The Dryden, New York-based independent hauls a lot of landscaping-related commodities -- various stone products -- and apples and other agricultural commodities on occasion in the fall. This truck and Crispell's work itself builds on the legacy of his father, also a working owner-operator of a 359. The elder Crispell's 1986 model he “bought the same year I was born,” Greg said. “I grew up around that truck,” and always aspired to own one much the same -- the veritable Platonic ideal of a truck in his mind.
The elder Crispell’s rig was a stock 250-inch wheelbase when he bought it, where it remains today, pulling the owner’s dump trailer full of agricultural commodities, mostly.

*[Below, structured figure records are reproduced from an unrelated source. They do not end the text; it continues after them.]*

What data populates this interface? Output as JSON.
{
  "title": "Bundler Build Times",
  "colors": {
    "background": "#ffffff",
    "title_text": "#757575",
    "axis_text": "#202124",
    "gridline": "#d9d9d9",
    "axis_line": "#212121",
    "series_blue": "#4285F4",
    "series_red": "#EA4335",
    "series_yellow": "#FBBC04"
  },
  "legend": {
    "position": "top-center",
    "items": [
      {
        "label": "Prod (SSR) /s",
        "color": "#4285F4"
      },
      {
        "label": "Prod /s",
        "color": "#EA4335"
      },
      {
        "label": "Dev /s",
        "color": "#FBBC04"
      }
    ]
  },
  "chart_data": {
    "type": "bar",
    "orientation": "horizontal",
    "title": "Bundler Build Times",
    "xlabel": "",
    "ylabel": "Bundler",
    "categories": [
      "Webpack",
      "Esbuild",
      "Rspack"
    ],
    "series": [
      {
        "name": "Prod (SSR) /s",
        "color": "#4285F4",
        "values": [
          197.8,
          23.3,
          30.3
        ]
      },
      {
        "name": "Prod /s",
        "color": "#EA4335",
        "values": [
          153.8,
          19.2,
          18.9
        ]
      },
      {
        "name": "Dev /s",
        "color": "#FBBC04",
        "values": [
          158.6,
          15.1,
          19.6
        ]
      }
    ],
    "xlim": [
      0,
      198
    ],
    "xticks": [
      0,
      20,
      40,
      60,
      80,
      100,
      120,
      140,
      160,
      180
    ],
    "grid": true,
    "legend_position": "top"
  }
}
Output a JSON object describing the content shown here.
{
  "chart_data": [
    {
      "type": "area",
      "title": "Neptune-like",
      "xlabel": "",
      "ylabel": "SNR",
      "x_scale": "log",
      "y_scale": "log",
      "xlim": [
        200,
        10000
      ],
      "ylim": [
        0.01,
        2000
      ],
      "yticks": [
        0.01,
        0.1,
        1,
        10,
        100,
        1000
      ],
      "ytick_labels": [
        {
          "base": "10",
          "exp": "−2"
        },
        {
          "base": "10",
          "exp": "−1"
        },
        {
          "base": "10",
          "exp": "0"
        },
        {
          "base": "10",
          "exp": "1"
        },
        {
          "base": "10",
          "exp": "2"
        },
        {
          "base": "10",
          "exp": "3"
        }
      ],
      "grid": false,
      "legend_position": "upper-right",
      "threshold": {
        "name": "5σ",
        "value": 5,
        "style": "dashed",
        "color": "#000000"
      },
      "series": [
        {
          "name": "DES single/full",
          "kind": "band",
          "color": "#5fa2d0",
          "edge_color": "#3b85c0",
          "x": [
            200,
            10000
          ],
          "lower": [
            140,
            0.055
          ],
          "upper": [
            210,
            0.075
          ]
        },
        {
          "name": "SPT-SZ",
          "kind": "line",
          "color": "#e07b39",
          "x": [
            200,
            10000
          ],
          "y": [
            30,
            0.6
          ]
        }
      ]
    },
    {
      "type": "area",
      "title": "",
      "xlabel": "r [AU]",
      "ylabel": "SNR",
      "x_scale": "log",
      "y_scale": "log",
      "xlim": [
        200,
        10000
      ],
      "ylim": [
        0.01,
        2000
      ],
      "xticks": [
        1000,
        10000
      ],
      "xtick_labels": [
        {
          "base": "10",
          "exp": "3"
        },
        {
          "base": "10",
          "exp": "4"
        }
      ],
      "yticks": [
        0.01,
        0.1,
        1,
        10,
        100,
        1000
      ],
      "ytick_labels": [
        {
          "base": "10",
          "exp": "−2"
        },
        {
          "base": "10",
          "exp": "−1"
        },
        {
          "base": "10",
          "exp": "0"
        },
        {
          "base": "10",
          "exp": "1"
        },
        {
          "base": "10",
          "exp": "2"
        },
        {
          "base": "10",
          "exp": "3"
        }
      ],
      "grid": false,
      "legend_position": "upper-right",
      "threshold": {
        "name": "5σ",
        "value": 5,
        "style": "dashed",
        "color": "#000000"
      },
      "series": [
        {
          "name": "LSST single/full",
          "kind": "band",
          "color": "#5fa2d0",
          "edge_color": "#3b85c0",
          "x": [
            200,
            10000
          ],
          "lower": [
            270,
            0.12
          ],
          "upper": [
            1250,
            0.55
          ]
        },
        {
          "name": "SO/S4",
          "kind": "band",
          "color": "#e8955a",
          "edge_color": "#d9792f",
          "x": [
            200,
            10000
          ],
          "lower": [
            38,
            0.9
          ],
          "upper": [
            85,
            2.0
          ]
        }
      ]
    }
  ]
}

Greg Crispell's put a couple years of metal-fab education in high school to work, too, designing first an aluminum -- then stainless steel -- visor and other bright parts around the rig with a distinctive bead roll that’s caught the eyes of other owner-operators around the nation.
The growing notoriety of his work is no doubt part of the reason he got the invite to Peterbilt's 2023 Pride & Class parade and truck show for employees of the Peterbilt factory in Denton, Texas, where Overdrive caught up with the owner this past October.